Grok xAI’s Chatbot Releases Open Source to Rival ChatGPT

On Sunday, Elon Musk’s xAI startup released open sources of its Grok to rival OpenAI’s ChatGPT, as X’s premium users can use the chatbot to ask queries and receive responses.

The move will enable researchers and developers to enhance the model and influence the evolution of xAI within Grok’s future developments as it contends with competing technologies from OpenAI, Meta, Google, and other companies.

The firm’s decision provides researchers and developers with unrestricted access to the potent weights and architecture underpinning the startup’s artificial intelligence (AI), empowering them to utilize it for their projects.

According to xAI, the public release incorporates the base model weights and network architecture of the 314 billion-parameter Mixture-of-Experts model, Grok-1.

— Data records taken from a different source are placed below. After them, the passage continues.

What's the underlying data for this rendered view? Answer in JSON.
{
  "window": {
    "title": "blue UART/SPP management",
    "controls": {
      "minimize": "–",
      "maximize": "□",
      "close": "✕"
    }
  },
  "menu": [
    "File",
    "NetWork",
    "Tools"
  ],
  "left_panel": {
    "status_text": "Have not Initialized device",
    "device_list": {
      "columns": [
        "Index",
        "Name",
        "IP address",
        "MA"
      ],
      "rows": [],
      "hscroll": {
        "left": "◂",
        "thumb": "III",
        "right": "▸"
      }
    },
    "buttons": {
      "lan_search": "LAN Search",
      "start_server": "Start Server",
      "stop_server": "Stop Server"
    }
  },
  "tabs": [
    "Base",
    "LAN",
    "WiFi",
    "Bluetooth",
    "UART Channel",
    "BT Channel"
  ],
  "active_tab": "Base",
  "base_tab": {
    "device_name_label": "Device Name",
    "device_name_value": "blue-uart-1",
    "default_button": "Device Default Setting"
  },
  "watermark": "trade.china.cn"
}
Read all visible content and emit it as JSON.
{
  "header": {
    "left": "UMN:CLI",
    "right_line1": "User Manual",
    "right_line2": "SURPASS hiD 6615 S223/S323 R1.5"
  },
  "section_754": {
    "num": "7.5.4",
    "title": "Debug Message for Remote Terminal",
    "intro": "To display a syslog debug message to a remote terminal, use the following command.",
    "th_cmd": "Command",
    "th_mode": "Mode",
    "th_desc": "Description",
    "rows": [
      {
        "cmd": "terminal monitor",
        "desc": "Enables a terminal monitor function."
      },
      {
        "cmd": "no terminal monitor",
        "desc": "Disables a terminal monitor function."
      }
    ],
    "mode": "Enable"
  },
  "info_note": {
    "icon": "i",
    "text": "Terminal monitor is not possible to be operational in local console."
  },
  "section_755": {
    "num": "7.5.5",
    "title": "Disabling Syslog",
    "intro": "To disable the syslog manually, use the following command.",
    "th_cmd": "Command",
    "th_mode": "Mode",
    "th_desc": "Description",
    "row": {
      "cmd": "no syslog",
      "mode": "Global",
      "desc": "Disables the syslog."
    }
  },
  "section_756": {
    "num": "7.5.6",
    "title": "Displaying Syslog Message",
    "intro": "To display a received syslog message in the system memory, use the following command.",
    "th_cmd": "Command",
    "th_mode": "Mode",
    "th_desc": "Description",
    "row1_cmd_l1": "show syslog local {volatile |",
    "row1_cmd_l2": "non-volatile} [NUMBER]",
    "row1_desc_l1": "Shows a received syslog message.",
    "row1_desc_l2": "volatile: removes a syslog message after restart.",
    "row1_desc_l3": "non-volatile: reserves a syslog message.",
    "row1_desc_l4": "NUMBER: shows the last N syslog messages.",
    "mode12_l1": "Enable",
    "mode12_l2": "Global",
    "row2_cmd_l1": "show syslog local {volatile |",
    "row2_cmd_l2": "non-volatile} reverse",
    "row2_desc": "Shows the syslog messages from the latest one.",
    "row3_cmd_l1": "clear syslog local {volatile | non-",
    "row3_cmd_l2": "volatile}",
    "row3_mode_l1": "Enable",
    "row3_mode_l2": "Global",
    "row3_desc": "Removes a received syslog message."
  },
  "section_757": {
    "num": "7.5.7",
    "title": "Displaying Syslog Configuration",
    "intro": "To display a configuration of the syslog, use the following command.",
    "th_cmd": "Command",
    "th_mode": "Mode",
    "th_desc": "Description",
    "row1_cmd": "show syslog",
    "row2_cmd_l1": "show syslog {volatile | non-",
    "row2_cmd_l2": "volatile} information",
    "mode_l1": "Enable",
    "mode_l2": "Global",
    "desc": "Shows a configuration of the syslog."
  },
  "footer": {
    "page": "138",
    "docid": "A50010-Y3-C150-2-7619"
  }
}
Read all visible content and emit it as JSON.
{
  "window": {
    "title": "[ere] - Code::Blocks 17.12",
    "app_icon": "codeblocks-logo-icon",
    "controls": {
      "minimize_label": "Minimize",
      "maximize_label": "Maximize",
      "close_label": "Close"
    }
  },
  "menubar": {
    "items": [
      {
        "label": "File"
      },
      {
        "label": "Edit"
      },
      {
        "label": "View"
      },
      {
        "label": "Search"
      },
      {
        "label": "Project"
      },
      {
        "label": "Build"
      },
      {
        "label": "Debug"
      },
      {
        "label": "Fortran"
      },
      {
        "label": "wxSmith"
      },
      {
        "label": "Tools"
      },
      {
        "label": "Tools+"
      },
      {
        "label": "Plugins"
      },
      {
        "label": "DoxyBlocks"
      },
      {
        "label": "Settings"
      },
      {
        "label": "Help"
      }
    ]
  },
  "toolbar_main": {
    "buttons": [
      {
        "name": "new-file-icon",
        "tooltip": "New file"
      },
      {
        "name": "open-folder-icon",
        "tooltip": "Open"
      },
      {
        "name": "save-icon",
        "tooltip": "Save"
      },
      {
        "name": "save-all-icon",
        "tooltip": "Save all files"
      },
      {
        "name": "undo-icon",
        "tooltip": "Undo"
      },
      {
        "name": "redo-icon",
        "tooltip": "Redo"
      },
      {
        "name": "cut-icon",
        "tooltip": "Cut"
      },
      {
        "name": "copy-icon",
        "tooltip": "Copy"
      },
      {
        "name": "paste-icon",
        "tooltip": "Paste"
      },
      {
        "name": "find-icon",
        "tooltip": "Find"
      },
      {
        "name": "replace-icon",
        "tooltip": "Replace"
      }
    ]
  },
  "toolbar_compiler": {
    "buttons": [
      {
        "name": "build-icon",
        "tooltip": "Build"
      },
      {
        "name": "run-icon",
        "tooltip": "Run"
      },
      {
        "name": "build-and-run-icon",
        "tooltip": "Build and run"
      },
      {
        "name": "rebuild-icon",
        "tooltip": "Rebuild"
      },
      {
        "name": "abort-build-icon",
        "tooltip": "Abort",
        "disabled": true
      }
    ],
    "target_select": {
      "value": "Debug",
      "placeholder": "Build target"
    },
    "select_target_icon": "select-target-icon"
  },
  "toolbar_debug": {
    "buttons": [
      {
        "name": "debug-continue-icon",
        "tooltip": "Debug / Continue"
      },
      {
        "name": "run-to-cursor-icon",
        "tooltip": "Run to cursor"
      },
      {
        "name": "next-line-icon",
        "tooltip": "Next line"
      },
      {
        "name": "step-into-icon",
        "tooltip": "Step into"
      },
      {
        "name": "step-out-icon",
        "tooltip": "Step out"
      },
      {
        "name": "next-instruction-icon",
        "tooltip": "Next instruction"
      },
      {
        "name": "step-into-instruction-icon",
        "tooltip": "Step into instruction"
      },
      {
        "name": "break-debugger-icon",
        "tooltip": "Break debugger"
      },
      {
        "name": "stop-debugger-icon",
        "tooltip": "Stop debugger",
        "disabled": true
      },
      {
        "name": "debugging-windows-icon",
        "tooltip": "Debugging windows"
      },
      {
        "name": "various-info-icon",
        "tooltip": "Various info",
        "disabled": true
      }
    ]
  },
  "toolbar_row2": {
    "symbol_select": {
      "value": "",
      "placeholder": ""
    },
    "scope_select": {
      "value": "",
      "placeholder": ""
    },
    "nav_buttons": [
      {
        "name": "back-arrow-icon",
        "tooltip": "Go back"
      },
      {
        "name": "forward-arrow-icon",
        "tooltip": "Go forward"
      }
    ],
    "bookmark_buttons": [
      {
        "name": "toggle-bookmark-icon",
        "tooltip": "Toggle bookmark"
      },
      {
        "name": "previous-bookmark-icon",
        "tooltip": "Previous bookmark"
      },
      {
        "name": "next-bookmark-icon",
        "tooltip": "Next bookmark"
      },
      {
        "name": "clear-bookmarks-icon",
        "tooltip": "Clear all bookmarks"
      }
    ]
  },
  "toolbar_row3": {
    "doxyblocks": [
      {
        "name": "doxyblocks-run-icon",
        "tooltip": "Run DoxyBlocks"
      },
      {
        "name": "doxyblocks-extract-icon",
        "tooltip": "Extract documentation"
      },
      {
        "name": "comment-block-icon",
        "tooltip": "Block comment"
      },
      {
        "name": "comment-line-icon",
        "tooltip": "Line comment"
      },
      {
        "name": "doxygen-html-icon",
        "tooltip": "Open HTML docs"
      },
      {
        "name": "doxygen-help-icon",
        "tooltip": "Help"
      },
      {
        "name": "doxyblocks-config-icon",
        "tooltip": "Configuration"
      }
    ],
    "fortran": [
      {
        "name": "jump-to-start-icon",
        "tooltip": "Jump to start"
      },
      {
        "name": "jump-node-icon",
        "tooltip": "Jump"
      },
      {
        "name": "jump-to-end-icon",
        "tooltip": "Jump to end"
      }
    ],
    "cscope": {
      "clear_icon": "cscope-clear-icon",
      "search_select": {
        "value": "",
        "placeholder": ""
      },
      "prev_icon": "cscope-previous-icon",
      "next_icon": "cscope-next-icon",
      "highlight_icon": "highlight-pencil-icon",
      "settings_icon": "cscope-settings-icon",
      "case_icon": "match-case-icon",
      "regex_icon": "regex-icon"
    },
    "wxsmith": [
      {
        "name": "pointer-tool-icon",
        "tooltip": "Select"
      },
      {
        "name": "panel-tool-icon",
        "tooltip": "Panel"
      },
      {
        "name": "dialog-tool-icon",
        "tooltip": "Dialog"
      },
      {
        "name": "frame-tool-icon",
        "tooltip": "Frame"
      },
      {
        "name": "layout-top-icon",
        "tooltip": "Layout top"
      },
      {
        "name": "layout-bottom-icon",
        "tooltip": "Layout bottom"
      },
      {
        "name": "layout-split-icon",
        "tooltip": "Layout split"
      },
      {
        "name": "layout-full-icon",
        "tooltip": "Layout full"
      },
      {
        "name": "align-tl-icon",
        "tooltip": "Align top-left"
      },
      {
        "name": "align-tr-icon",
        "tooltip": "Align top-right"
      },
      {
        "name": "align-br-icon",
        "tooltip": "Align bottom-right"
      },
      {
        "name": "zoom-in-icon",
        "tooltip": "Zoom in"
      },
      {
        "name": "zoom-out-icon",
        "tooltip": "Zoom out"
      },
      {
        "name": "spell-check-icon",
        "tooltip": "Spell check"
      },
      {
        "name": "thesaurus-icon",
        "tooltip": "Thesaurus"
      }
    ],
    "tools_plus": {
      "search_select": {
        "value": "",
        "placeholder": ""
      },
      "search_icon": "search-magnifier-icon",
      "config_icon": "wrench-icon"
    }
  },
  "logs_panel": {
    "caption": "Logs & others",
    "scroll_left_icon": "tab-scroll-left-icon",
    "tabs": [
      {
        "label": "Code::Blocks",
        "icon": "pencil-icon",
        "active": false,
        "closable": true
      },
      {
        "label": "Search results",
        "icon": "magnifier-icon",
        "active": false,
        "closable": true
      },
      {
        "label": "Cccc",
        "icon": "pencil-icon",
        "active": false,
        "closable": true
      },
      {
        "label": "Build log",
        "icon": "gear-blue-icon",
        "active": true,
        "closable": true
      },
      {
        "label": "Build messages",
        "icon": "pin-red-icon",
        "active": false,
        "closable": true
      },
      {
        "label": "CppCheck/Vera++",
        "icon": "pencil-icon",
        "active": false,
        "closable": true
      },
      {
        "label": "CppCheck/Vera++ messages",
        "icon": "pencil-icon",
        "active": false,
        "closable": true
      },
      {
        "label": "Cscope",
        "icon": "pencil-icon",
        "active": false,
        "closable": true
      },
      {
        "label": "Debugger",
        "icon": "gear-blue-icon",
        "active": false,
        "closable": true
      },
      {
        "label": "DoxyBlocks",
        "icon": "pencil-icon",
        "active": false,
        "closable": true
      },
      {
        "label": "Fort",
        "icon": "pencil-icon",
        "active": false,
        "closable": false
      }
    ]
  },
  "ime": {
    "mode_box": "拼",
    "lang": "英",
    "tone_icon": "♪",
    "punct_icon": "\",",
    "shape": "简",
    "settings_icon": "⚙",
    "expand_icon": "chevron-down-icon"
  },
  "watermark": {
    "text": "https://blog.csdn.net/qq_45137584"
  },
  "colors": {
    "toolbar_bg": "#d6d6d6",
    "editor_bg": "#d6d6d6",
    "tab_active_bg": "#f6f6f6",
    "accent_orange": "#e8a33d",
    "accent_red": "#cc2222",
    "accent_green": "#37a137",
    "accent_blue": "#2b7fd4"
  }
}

Moreover, the chatbot, sourced from a checkpoint in October, has not been fine-tuned for any particular application, such as dialogue.

Reports indicate that Grok is revealed under the Apache 2.0 license, permitting commercial usage. However, this release does not encompass the training data or connections to X for real-time data.

In a post from November 2023, xAI stated that Grok’s large language models were created over the past four months and are aimed at coding generation, creative writing, and answering queries.

Meanwhile, Musk responded in an X post that the chatbot has areas for improvement but remains the most transparent and truth-seeking, especially in open-sourcing X’s recommendation algorithm.

Musk Releases Grok Amid Feud with OpenAI CEO

Musk’s discontent with AI progress led to legal action against OpenAI and CEO Sam Altman.

Tesla’s CEO recently sued OpenAI and Altman, claiming their partnership with Microsoft prioritizes profit over humanity’s benefit, breaching founding principles.

The lawsuit alleges breach of contract, breach of fiduciary duty, and unfair business practices and demands that OpenAI make its research public.

Musk’s legal action claims that OpenAI has become a closed-source arm of Microsoft, prioritizing refining AI for Microsoft’s profit over humanity’s benefit.

Meanwhile, firms have launched open-source or limited open-source models to get critiques from other researchers on how to improve them.

While several fully open-source AI foundation models exist, such as Mistral and Falcon, the most commonly used ones are either closed-source or have restricted open licenses.